The scale of the debacle surrounding China’s live weapons drills in the Tasman Sea was laid bare this week, not by the opposition or the government but by Greens Senator David Shoebridge.
“I’m trying to work out how it is with a $55.7bn budget, we find out from a Virgin pilot and a delayed notification from New Zealand,” he told Senate estimates on Wednesday.
Shoebridge, despite his political stripe, is well informed on defence matters. His brother, Michael Shoebridge, is a former Defence official and a noted security analyst.
His point was well made. For all the billions taxpayers have poured into exquisite military capabilities, the Australian Defence Force only learned about Friday’s live weapons drill second-hand and after the fact.
Defence Minister Richard Marles says there has been “unprecedented surveillance” of the three Chinese warships that have lurked off Australia’s coast for more than a fortnight.
If that’s the case, why was Australia happy to hive off its some of monitoring of the Chinese warships to New Zealand, which notified Australia of the live fire drill 90 minutes after it began?
And why wasn’t an RAAF surveillance aircraft in the area to hear the Chinese radio warning which was picked up by a Virgin pilot and relayed to Defence 40 minutes after the exercise window opened?
Anthony Albanese’s response to the drill says a lot about his lack of attention to detail and the political strife it gets him in.
He claimed that China provided notice of the drill “in accordance with practice”, when it provided no advance warning at all.
And he wrongly claimed the alert from the New Zealand frigate shadowing the Chinese flotilla was received by Australia “at around the same time” as the Virgin pilot’s notification to Airservices Australia. In fact, the warning came through 50 minutes later.
His looseness on such a serious matter should send shivers down the spines of his colleagues given an election announcement is imminent.
The Coalition has seized on the inconsistencies, accusing Albanese of misleading the public and being “weak” on matters of national security.
Penny Wong was sent in to clean up the mess on Thursday, applying her trademark indignation to accuse the Coalition of politicising the episode.
“What Australians don’t want in the face of these circumstances is reckless political games from people who claim to be leaders,” she said.
But her intervention was as political as those of the opposition, and its forcefulness a reflection of the coming federal poll.
China’s leaders in Beijing must be patting themselves on the back at the merry hell their warships have created while adhering to the letter of international law. This of course was their aim all along.

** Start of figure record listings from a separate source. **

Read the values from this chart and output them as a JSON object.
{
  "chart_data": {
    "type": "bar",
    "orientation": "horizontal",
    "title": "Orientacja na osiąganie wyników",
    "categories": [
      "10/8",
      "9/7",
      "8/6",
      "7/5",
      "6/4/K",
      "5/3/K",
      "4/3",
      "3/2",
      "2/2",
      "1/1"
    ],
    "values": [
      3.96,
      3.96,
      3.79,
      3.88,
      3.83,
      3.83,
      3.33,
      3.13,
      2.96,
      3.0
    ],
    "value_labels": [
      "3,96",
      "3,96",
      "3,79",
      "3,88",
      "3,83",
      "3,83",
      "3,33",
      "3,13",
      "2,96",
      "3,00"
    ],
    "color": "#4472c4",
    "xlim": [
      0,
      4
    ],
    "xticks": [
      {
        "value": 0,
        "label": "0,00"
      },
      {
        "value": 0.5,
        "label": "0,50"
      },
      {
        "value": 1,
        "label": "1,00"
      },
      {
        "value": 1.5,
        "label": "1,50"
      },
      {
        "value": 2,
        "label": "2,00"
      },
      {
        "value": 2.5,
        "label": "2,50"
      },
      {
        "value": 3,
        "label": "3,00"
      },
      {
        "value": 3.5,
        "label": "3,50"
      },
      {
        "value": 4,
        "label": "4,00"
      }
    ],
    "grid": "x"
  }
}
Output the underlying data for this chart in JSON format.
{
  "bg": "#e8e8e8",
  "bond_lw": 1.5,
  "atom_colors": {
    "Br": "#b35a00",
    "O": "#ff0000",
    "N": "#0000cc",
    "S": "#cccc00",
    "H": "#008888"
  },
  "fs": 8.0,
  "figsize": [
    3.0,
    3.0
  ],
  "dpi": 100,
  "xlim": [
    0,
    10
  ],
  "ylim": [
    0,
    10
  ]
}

As Defence Secretary Greg Moriarty told Senate estimates: “The Chinese are signalling. They are practising and rehearsing, and they are collecting (intelligence).”
The presence in the naval task force of one of China’s most formidable vessels, a Renhai cruiser with more than double the firepower of any of Australia’s warships, was designed to send a message to Australia about the nation’s vulnerability.
This is Beijing saying, “We can hit your biggest east coast cities”.
The takeaway for Australia is we are completely unprepared to counter China’s powerful bluewater navy, not to mention its long-range missiles, despite record levels of defence spending.
The navy’s Collins-class submarines are old and unreliable. Its workhorse Anzac frigates are tired and in need of replacement, but the first of nine new general purpose frigates won’t be delivered until the end of the decade.
The botched Hunter-class frigates program won’t produce a ship until the early 2030s, and AUKUS may or may not deliver Australia a nuclear-powered submarine from the early 2030s.
Meanwhile, investments in missile defence have been downgraded and the ADF has virtually no lethal drones.
Defence officials should hang their heads in shame that the ADF is in such a poor state that it couldn’t even keep on top of the activities of three Chinese ships between Australia and New Zealand.
Senior Labor and Coalition figures should join them, having failed to renew the force sufficiently over the course of successive governments.